Six Silver Bullets

I’ve gotten a lot of email feedback on two bugs that I felt I would relay to the community in the interest of saving everyone some time. Both involve naming agents, specifically, the white and green agents.

The first isn’t really a bug, but it mislead so many people I thought I would alert the general community to the fact that The white agent’s name doesn’t actually change her behavior. She is ALWAYS going to be your enemy. She hates you. You really are a terrible person, aren’t you?

The second is, unfortunately, a bug. The band, in the nightclub, has the wrong first name for the green agent. They think her name is Vivian. Her name is actually Andrea.

thanks to the players for pointing this out.

Herr.M above is the first person to beat this game. In fact, he beat all my playtesters…impressive work.

There are still four slots open to be forever memorialized on my website.

Thanks for all the feedback by the way. I plan to re-release this game after the contest with a more robust parser, so any nitpicky problems with commands that really ought to work is appreciated.

I’ve also posted a review of the game on my blog.

A Small Postmortem.

First off, thank you everyone who played, especially people who wrote me with feedback (or wrote reviews with feedback). While I am an avid player of interactive fiction, and I have made IF works before, this was my first time in any sort of contest, and the first time I tried to make a game for anything more than a small circle of friends. This is, truthfully, a game I thought of more than a decade ago, which took me a very long time to get around to writing. It matters a great deal to me, and I hope that shows.

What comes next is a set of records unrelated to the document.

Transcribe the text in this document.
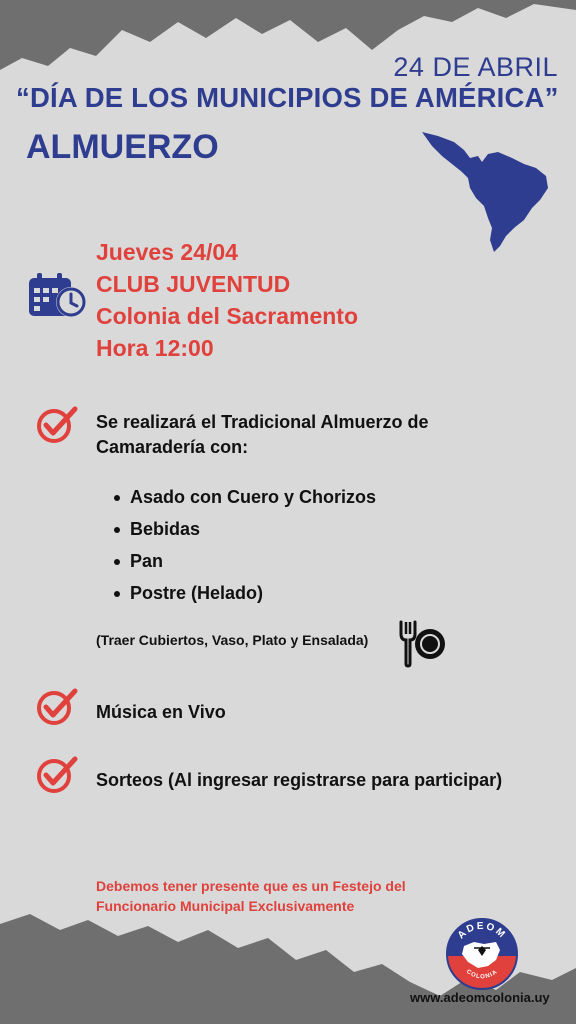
24 DE ABRIL
“DÍA DE LOS MUNICIPIOS DE AMÉRICA”
ALMUERZO
Jueves 24/04
CLUB JUVENTUD
Colonia del Sacramento
Hora 12:00
Se realizará el Tradicional Almuerzo de
Camaradería con:
Asado con Cuero y Chorizos
Bebidas
Pan
Postre (Helado)
(Traer Cubiertos, Vaso, Plato y Ensalada)
Música en Vivo
Sorteos (Al ingresar registrarse para participar)
Debemos tener presente que es un Festejo del
Funcionario Municipal Exclusivamente
ADEOM
COLONIA
www.adeomcolonia.uy
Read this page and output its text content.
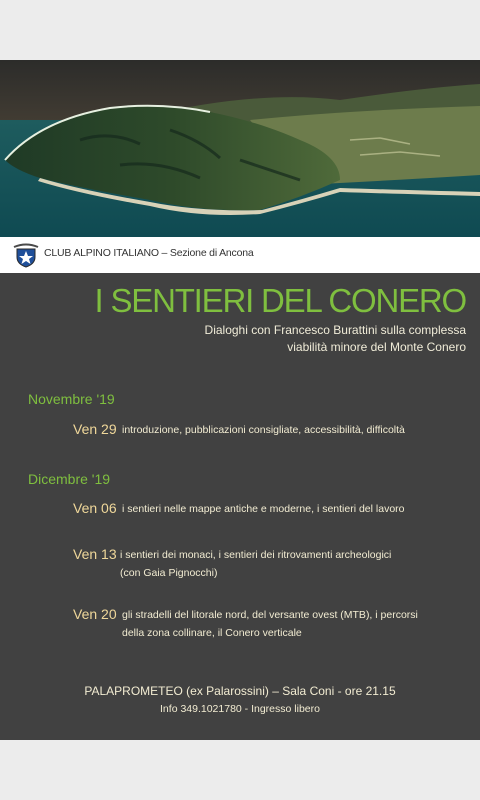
CLUB ALPINO ITALIANO – Sezione di Ancona
I SENTIERI DEL CONERO
Dialoghi con Francesco Burattini sulla complessa
viabilità minore del Monte Conero
Novembre '19
Ven 29 introduzione, pubblicazioni consigliate, accessibilità, difficoltà
Dicembre '19
Ven 06 i sentieri nelle mappe antiche e moderne, i sentieri del lavoro
Ven 13 i sentieri dei monaci, i sentieri dei ritrovamenti archeologici
(con Gaia Pignocchi)
Ven 20 gli stradelli del litorale nord, del versante ovest (MTB), i percorsi
della zona collinare, il Conero verticale
PALAPROMETEO (ex Palarossini) – Sala Coni - ore 21.15
Info 349.1021780 - Ingresso libero
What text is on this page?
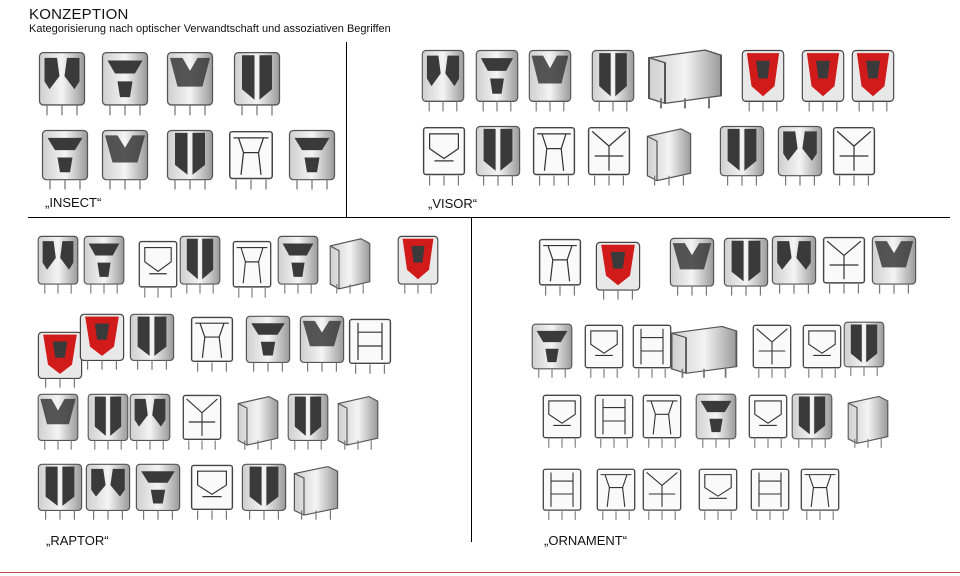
KONZEPTION
Kategorisierung nach optischer Verwandtschaft und assoziativen Begriffen
„INSECT“	„VISOR“
„RAPTOR“	„ORNAMENT“
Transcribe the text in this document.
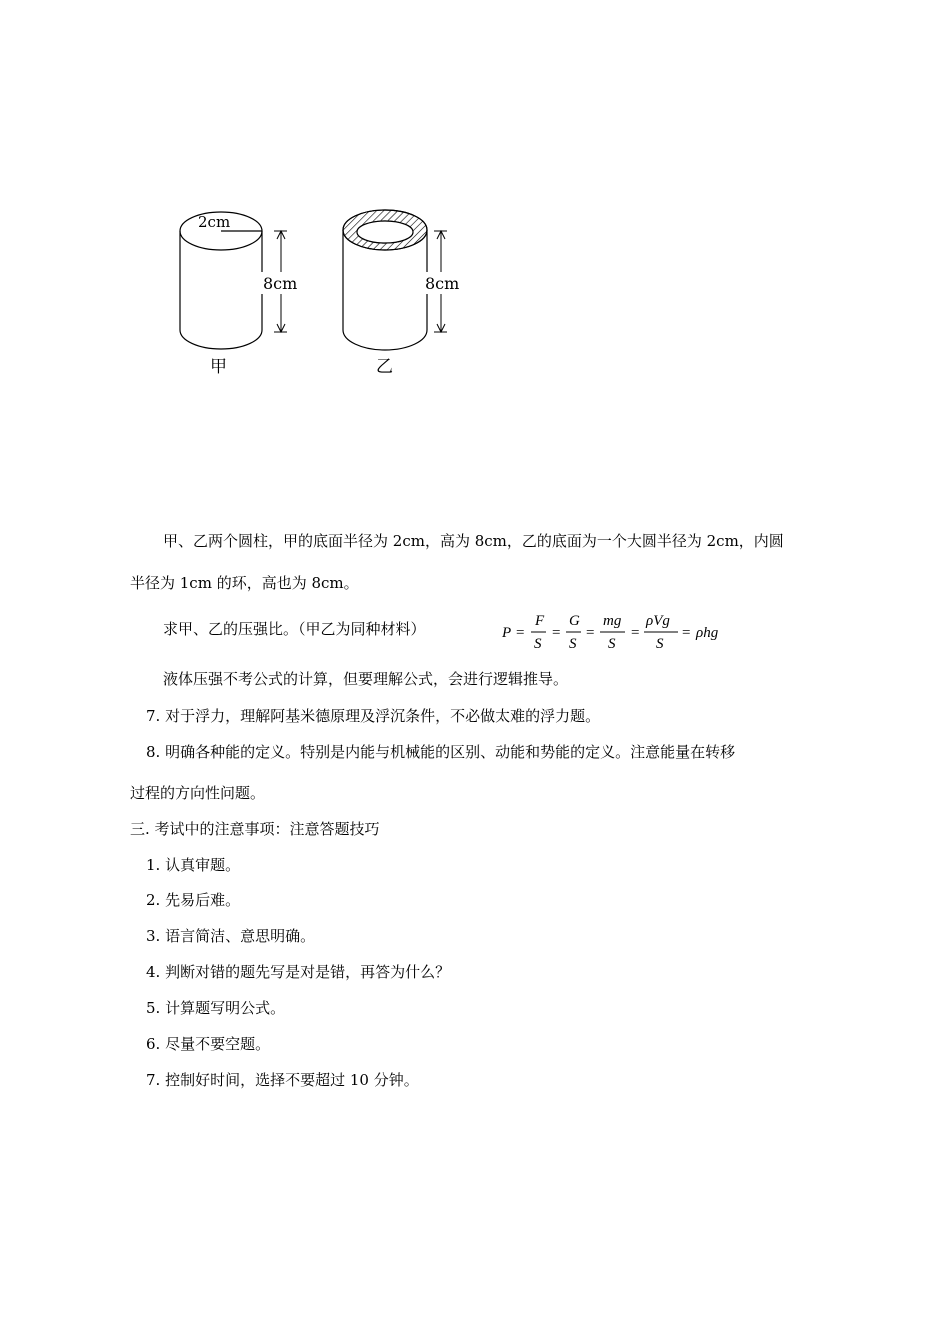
2cm
8cm	8cm
甲	乙
甲、乙两个圆柱，甲的底面半径为 2cm，高为 8cm，乙的底面为一个大圆半径为 2cm，内圆
半径为 1cm 的环，高也为 8cm。
求甲、乙的压强比。（甲乙为同种材料）	P =
F
S
=
G
S
=
mg
S
=
ρVg
S
= ρhg
液体压强不考公式的计算，但要理解公式，会进行逻辑推导。
7. 对于浮力，理解阿基米德原理及浮沉条件，不必做太难的浮力题。
8. 明确各种能的定义。特别是内能与机械能的区别、动能和势能的定义。注意能量在转移
过程的方向性问题。
三. 考试中的注意事项：注意答题技巧
1. 认真审题。
2. 先易后难。
3. 语言简洁、意思明确。
4. 判断对错的题先写是对是错，再答为什么？
5. 计算题写明公式。
6. 尽量不要空题。
7. 控制好时间，选择不要超过 10 分钟。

All in all, I am very happy with what I created here, and most of the reviews suggest I captured the story I set out to tell: A weird and uncomfortable quest toward what feels like certain doom. Three people, that I know of, were able to unravel the mystery. What they found is their secret to tell, or not.

Based on the reviews, there are two things I need to do better:

  1. employ a vastly better parser
  2. do a much better job describing and selling the game

I plan to use the feedback I received to improve the game over the next month, and release an update. The parser will still probably be far “stingier” than most games, but this will hopefully cut down on the maddening “guess the verb” issues.

I’m already well underway with my submission for next year’s IFCOMP, which will be choice based and (mostly) happy, rather than parser-based and full of nightmarish despair. I’m looking forward to seeing all of you again then.

I’ll post a link to the new versions of the game when it appears.

Well, at the risk of repeating myself: I think this shows. Maybe your game is slightly rough around the edges, which is what might have scared off a lot of people (besides the Windows only client and maybe to a lesser degree the description), but once you look behind the veil there is quite an exceptional view.

This was one of my favorite games in the competition, as well as the one I spent the most time playing. Yes, it is “rough around the edges.” But it does such a wonderful job of holding out the temptation of “Let me play just one more time and try this idea” - again and again, as you slowly uncover layer after layer of what’s really going on. Very fun.